I gather Kast-O-Lite 30 is very highly thought of, but it's not very easy to get hold of here, particularly in small quantities. Refractory coatings are not particularly easy to give good advice on, at least over here. If you burn X gas per hour at 30 PSI, you'll burn 0.707X at 15 PSI, 0.5X at 7.5 PSI, 0.25X at just under 2 PSI and about 0.18x at 1 PSI. For a given gas jet, gas flow varies with the square root of pressure. Operating pressures are likely to fall in the 0-0.2 MPa range (0-30 PSI). I still need to try it in a "normal" forge to see if it'll get to welding temperatures and it's something to get around to in the next few weeks: I prefer to do in the dark so that I can see what the flames are doing and it is best done in the the dark winter evenings. I only did my initial testing in a purpose-designed Heat-Treat forge, so I've not tried for maximum temperature yet. Mine seems to get hotter as the choke is opened while remaining on the fuel-rich side of stoichiometric even with the choke fully open. It seems they've got the gas jet (which looks to be a drilled hole) about right, IMO. I bought a DFP burner only off ebay, just to see whether they'd done a good job of it and I was impressed.
If you've run with the choke closed, that'll explain the sooting. The second is the flame temperature and this is adjusted by varying the choke position (the disc on the back of the burner that screws up and down to vary the air gap between the bellmouth and the disc).
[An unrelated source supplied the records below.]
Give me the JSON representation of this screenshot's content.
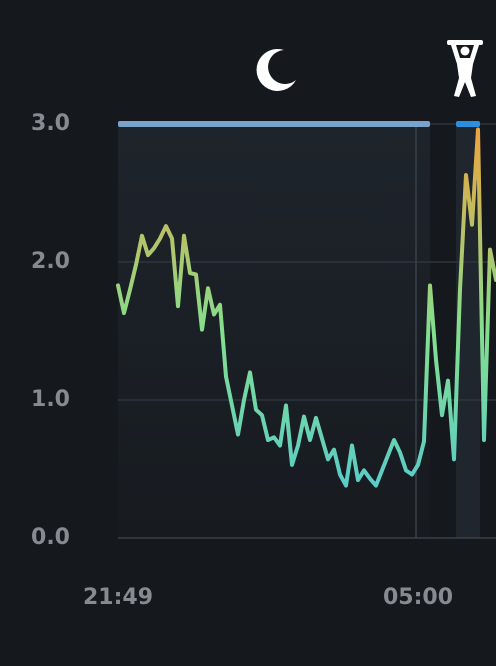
{
  "chart_data": {
    "type": "line",
    "categories": [
      "21:49",
      null,
      null,
      null,
      null,
      null,
      null,
      null,
      null,
      null,
      null,
      null,
      null,
      null,
      null,
      null,
      null,
      null,
      null,
      null,
      null,
      null,
      null,
      null,
      null,
      null,
      null,
      null,
      null,
      null,
      null,
      null,
      null,
      null,
      null,
      null,
      null,
      null,
      null,
      null,
      null,
      null,
      null,
      null,
      null,
      null,
      null,
      null,
      null,
      null,
      "05:00",
      null,
      null,
      null,
      null,
      null,
      null,
      null,
      null,
      null,
      null,
      null,
      null,
      null
    ],
    "values": [
      1.83,
      1.63,
      1.8,
      1.98,
      2.19,
      2.05,
      2.1,
      2.17,
      2.26,
      2.17,
      1.68,
      2.19,
      1.92,
      1.91,
      1.51,
      1.81,
      1.62,
      1.69,
      1.17,
      0.96,
      0.75,
      1.0,
      1.2,
      0.93,
      0.89,
      0.71,
      0.73,
      0.67,
      0.96,
      0.53,
      0.67,
      0.88,
      0.71,
      0.87,
      0.72,
      0.57,
      0.64,
      0.46,
      0.38,
      0.67,
      0.42,
      0.49,
      0.43,
      0.38,
      0.49,
      0.6,
      0.71,
      0.62,
      0.49,
      0.46,
      0.53,
      0.7,
      1.83,
      1.29,
      0.89,
      1.14,
      0.57,
      1.8,
      2.63,
      2.27,
      2.96,
      0.71,
      2.09,
      1.87
    ],
    "color_scale": [
      "#4cc6dc",
      "#84df8e",
      "#f0a23c"
    ],
    "ylim": [
      0,
      3
    ],
    "yticks": [
      {
        "value": 0,
        "label": "0.0"
      },
      {
        "value": 1,
        "label": "1.0"
      },
      {
        "value": 2,
        "label": "2.0"
      },
      {
        "value": 3,
        "label": "3.0"
      }
    ],
    "grid": true
  }
}
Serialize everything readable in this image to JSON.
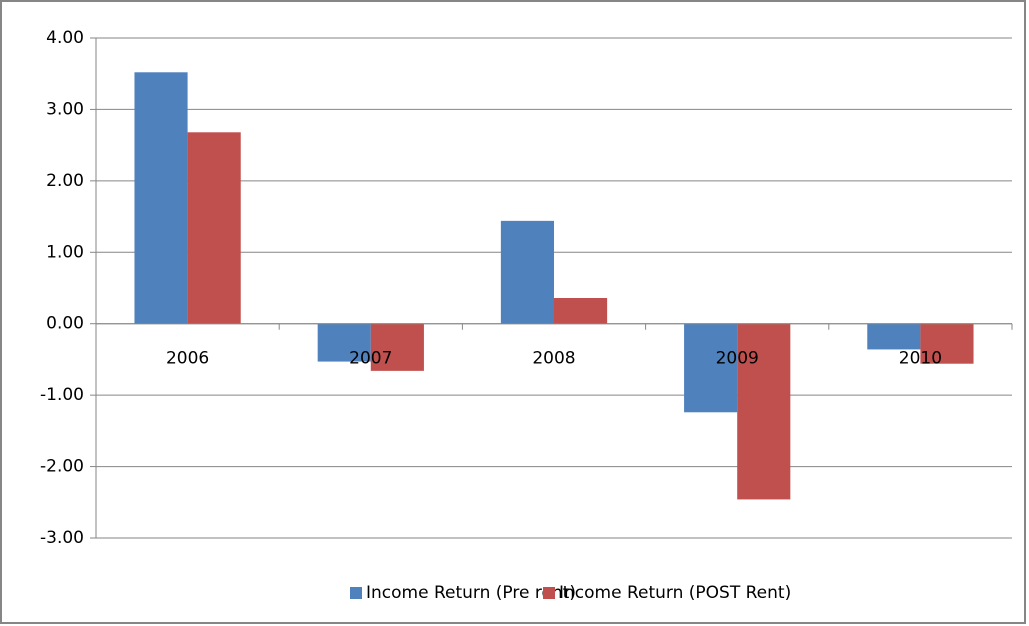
{
  "chart_data": {
    "type": "bar",
    "categories": [
      "2006",
      "2007",
      "2008",
      "2009",
      "2010"
    ],
    "series": [
      {
        "name": "Income Return (Pre rent)",
        "color": "#4f81bd",
        "values": [
          3.52,
          -0.53,
          1.44,
          -1.24,
          -0.36
        ]
      },
      {
        "name": "Income Return (POST Rent)",
        "color": "#c0504d",
        "values": [
          2.68,
          -0.66,
          0.36,
          -2.46,
          -0.56
        ]
      }
    ],
    "ylim": [
      -3,
      4
    ],
    "yticks": [
      {
        "value": -3,
        "label": "-3.00"
      },
      {
        "value": -2,
        "label": "-2.00"
      },
      {
        "value": -1,
        "label": "-1.00"
      },
      {
        "value": 0,
        "label": "0.00"
      },
      {
        "value": 1,
        "label": "1.00"
      },
      {
        "value": 2,
        "label": "2.00"
      },
      {
        "value": 3,
        "label": "3.00"
      },
      {
        "value": 4,
        "label": "4.00"
      }
    ],
    "grid": true,
    "legend": "bottom"
  }
}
The first is the amount of gas being burned and this is controlled by adjusting the gas pressure. I can't see the end of the burner where adjustments are made, so it's not clear whether it's a DFP or a DFPProf burner. So, why right now? Because every time you heat the forge, that insulation takes a set, and that means that if you wait to move the floor, the forge will end up with two permanent creases in the wall, where you don't want them. Why? Becuase otherwise your insulation will not last very long. Yes, that means you will have to move the legs too. You must move the half brick floor clockwise until the flame impinges on it toward its near edge, rather than on the forge wall. This brings up the very first thing you must do before going any further. This means that at the very least you will have to turn the forge up hot enough to burn away all traces of this chemical, and the carbon it is leaving on your insulation before you can either rigidize the ceramic blanket or seal coat it. Something in the insulation is cooking off. Your forge photo shows an excellent flame coming from its burner, which is a problem for you the reason is that such a flame is not causing the carbon build up on your insulation.